Looking across the room Trent saw two long French windows lighting it. One was open. Instead of the balcony upon which the intruder assumed these windows opened, they led into a large courtyard some eighty feet long and forty feet wide. He did not understand how it was this great open space should have its being in the middle of the castle. There seemed no reason why it existed in a building of this sort. He was to find later that its origin was accidental. What was now a paved and open courtyard had been the magazine of the castle during the Turkish occupation of Croatia. The castle itself had never given in to the Ottoman conqueror. It had been shelled in the Reformation uprising in 1607 and a ball shot had exploded the ammunition. The chamber had never been rebuilt but a century later was turned into a pleasant garden.
Trent stepped through the open window and down three steps into the courtyard. It was plainly much used. There were lounges and chairs and tables. Pausing at one of them he saw London and New York papers which he had brought up from Fiume earlier in the week. There were French novels and bon-bons and a feather fan. Evidently the prince was not without his feminine companionship. In one of these big chairs Trent sat down and looked about him. The room from which he had come faced due east. To the north and south were plain solid walls without windows. Only to the West at the other end of the space could he see that the walls were pierced with French windows. As he looked these were suddenly illuminated. He made no motion. He felt reasonably certain that he was in such a position as to be unobserved.

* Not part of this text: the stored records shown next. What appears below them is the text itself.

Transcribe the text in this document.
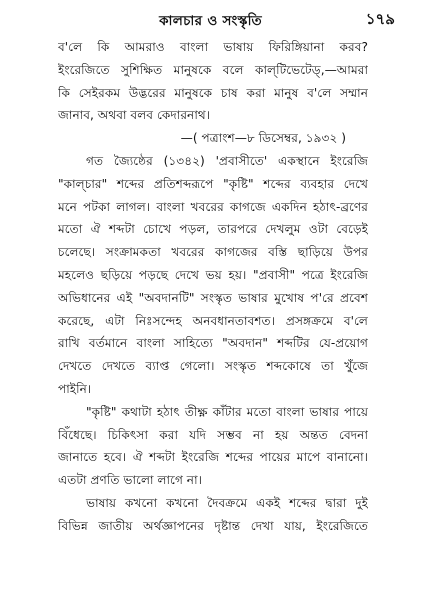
কালচার ও সংস্কৃতি	১৭৯
ব'লে কি আমরাও বাংলা ভাষায় ফিরিঙ্গিয়ানা করব?
ইংরেজিতে সুশিক্ষিত মানুষকে বলে কাল্‌টিভেটেড্‌,—আমরা
কি সেইরকম উদ্ভরের মানুষকে চাষ করা মানুষ ব'লে সম্মান
জানাব, অথবা বলব কেদারনাথ।
—( পত্রাংশ—৮ ডিসেম্বর, ১৯৩২ )
গত জ্যৈষ্ঠের (১৩৪২) 'প্রবাসীতে' একস্থানে ইংরেজি
"কাল্‌চার" শব্দের প্রতিশব্দরূপে "কৃষ্টি" শব্দের ব্যবহার দেখে
মনে পটকা লাগল। বাংলা খবরের কাগজে একদিন হঠাৎ-ব্রণের
মতো ঐ শব্দটা চোখে পড়ল, তারপরে দেখলুম ওটা বেড়েই
চলেছে। সংক্রামকতা খবরের কাগজের বস্তি ছাড়িয়ে উপর
মহলেও ছড়িয়ে পড়ছে দেখে ভয় হয়। "প্রবাসী" পত্রে ইংরেজি
অভিধানের এই "অবদানটি" সংস্কৃত ভাষার মুখোষ প'রে প্রবেশ
করেছে, এটা নিঃসন্দেহ অনবধানতাবশত। প্রসঙ্গক্রমে ব'লে
রাখি বর্তমানে বাংলা সাহিত্যে "অবদান" শব্দটির যে-প্রয়োগ
দেখতে দেখতে ব্যাপ্ত গেলো। সংস্কৃত শব্দকোষে তা খুঁজে
পাইনি।
"কৃষ্টি" কথাটা হঠাৎ তীক্ষ্ণ কাঁটার মতো বাংলা ভাষার পায়ে
বিঁধেছে। চিকিৎসা করা যদি সম্ভব না হয় অন্তত বেদনা
জানাতে হবে। ঐ শব্দটা ইংরেজি শব্দের পায়ের মাপে বানানো।
এতটা প্রণতি ভালো লাগে না।
ভাষায় কখনো কখনো দৈবক্রমে একই শব্দের দ্বারা দুই
বিভিন্ন জাতীয় অর্থজ্ঞাপনের দৃষ্টান্ত দেখা যায়, ইংরেজিতে
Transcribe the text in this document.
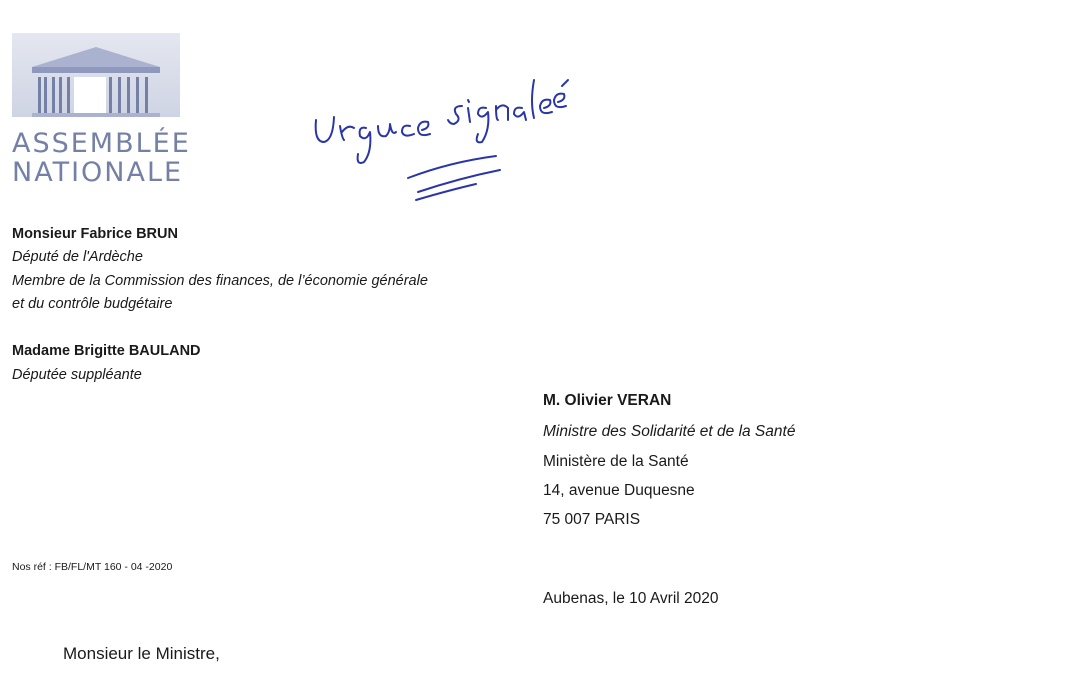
ASSEMBLÉE
NATIONALE
Monsieur Fabrice BRUN
Député de l'Ardèche
Membre de la Commission des finances, de l’économie générale
et du contrôle budgétaire
Madame Brigitte BAULAND
Députée suppléante
M. Olivier VERAN
Ministre des Solidarité et de la Santé
Ministère de la Santé
14, avenue Duquesne
75 007 PARIS
Nos réf : FB/FL/MT 160 - 04 -2020
Aubenas, le 10 Avril 2020
Monsieur le Ministre,
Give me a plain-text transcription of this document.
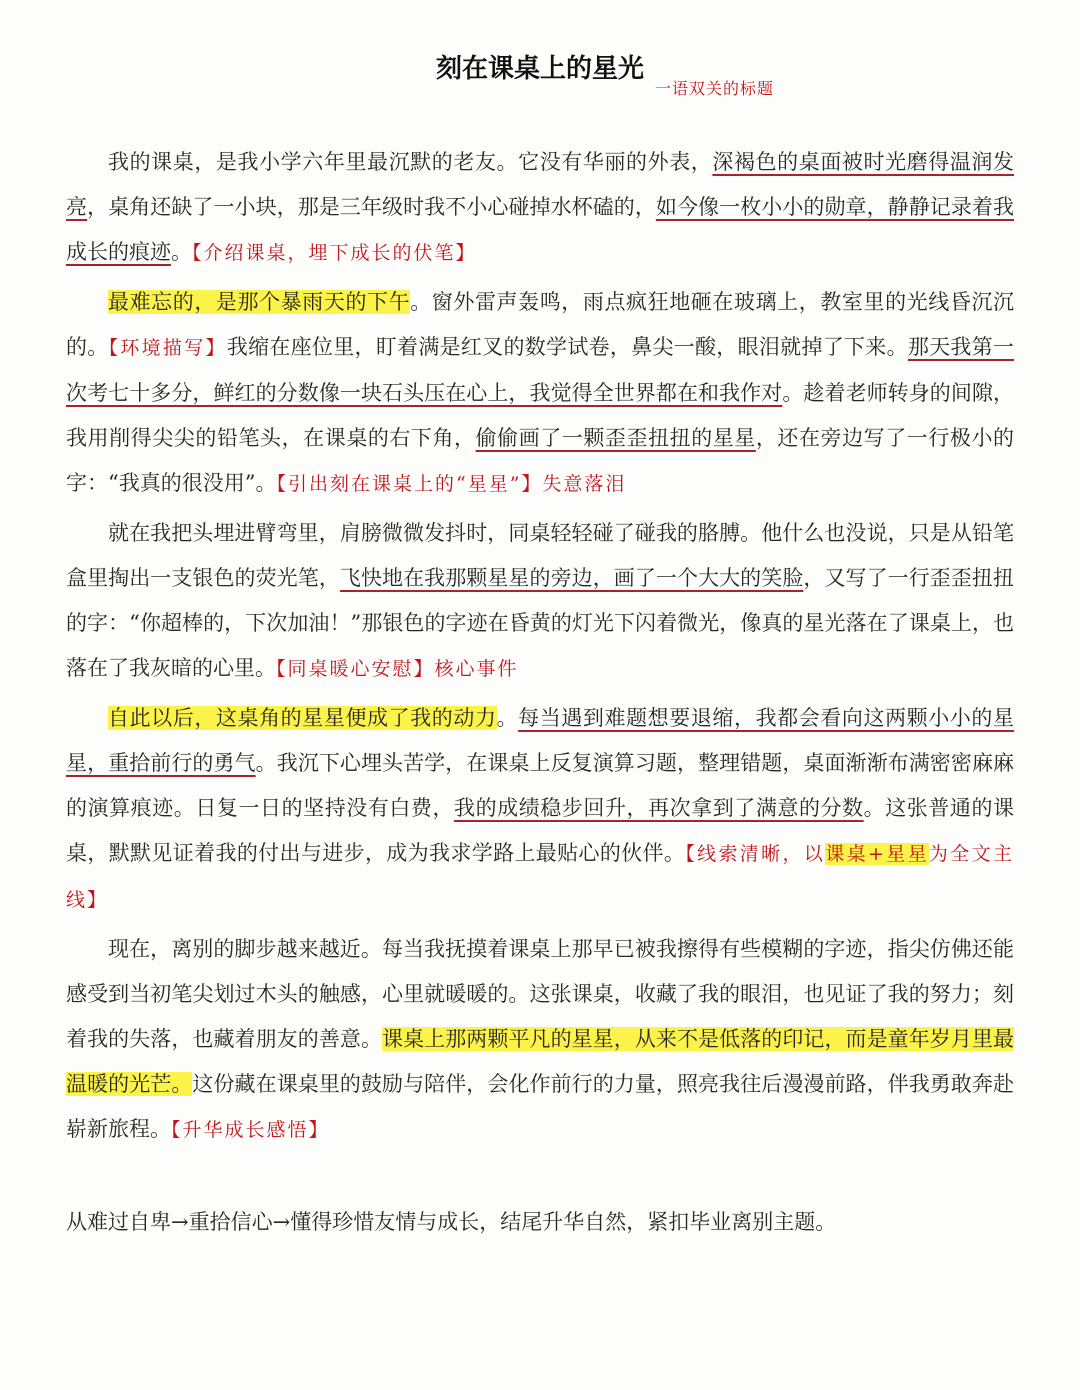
刻在课桌上的星光
一语双关的标题

我的课桌，是我小学六年里最沉默的老友。它没有华丽的外表，深褐色的桌面被时光磨得温润发亮，桌角还缺了一小块，那是三年级时我不小心碰掉水杯磕的，如今像一枚小小的勋章，静静记录着我成长的痕迹。【介绍课桌，埋下成长的伏笔】

最难忘的，是那个暴雨天的下午。窗外雷声轰鸣，雨点疯狂地砸在玻璃上，教室里的光线昏沉沉的。【环境描写】我缩在座位里，盯着满是红叉的数学试卷，鼻尖一酸，眼泪就掉了下来。那天我第一次考七十多分，鲜红的分数像一块石头压在心上，我觉得全世界都在和我作对。趁着老师转身的间隙，我用削得尖尖的铅笔头，在课桌的右下角，偷偷画了一颗歪歪扭扭的星星，还在旁边写了一行极小的字：“我真的很没用”。【引出刻在课桌上的“星星”】失意落泪

就在我把头埋进臂弯里，肩膀微微发抖时，同桌轻轻碰了碰我的胳膊。他什么也没说，只是从铅笔盒里掏出一支银色的荧光笔，飞快地在我那颗星星的旁边，画了一个大大的笑脸，又写了一行歪歪扭扭的字：“你超棒的，下次加油！”那银色的字迹在昏黄的灯光下闪着微光，像真的星光落在了课桌上，也落在了我灰暗的心里。【同桌暖心安慰】核心事件

自此以后，这桌角的星星便成了我的动力。每当遇到难题想要退缩，我都会看向这两颗小小的星星，重拾前行的勇气。我沉下心埋头苦学，在课桌上反复演算习题，整理错题，桌面渐渐布满密密麻麻的演算痕迹。日复一日的坚持没有白费，我的成绩稳步回升，再次拿到了满意的分数。这张普通的课桌，默默见证着我的付出与进步，成为我求学路上最贴心的伙伴。【线索清晰，以课桌+星星为全文主线】

现在，离别的脚步越来越近。每当我抚摸着课桌上那早已被我擦得有些模糊的字迹，指尖仿佛还能感受到当初笔尖划过木头的触感，心里就暖暖的。这张课桌，收藏了我的眼泪，也见证了我的努力；刻着我的失落，也藏着朋友的善意。课桌上那两颗平凡的星星，从来不是低落的印记，而是童年岁月里最温暖的光芒。这份藏在课桌里的鼓励与陪伴，会化作前行的力量，照亮我往后漫漫前路，伴我勇敢奔赴崭新旅程。【升华成长感悟】

从难过自卑→重拾信心→懂得珍惜友情与成长，结尾升华自然，紧扣毕业离别主题。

But he grew less calm when the count's unmistakable figure passed up and down before the two windows and finally opening one stepped out into the courtyard. Behind him came Hentzi who should have been in bed long ago. The two passed so close he could have touched them. They were speaking rapidly and in what he supposed must be the Croatian tongue. Twice he heard his name mentioned. The count always called him by the assumed name of Alfred pronouncing it "Arlfrit."
It was not pleasant hearing. They might be, for all he knew, discussing his already discovered absence from his room. It was true he had bolted the door but someone from the outside might have detected the dark-clad climber making his unlawful ascent. Already a search might be in progress which would eventually claim him as the third failure. Count Michæl was often so excited about trivial things that the listener was not able to guess whether his present mood was the outcome of some small irritation or of something far more sinister. There recurred frequently the name of Pauline and once or twice the count pointed to the windows where slept the man whom his people had mourned as dead.
There was one moment of dreadful anticipation for the American. He noticed that Hentzi was permitting himself to argue with his master. Suddenly as the twain passed by Trent's refuge the count buffetted his secretary on the head. It was Count Michæl's favorite expression of annoyance. Trent himself had suffered thus on the golf links. Hentzi ducked in time to receive merely a glancing blow but he gripped the arm of Trent's chair to steady himself. If he had taken his eyes off the count's still upraised hand he could not have failed to see the intruder.
For a full half hour Anthony Trent sat quiet. Then the count and Hentzi left him alone. Now that immediate risk of detection seemed past Trent assured himself that his evening had been well spent. Undoubtedly Count Michæl's rooms, the rooms he wanted to investigate—were those through whose windows the two had come and gone. He memorized as well as he could the position in the corridors the doors would occupy. The discovery of this courtyard three floors in depth helped him to understand what had baffled him in his explorations of the corridors many of which came to abrupt meaningless ends. In other days they had continued across the space that had once been arsenal, magazine and strong room.
He made his way through the open window and past the sleeping men without mishap. In the corner of a panel in the armoire he bored two small holes and blew away the dust that fell from them. He descended the copper pipe prepared to find his room invaded by vengeful servants. But it was as he had left it. It was not for his arrest that the count had dragged Arlfrit into his conversation.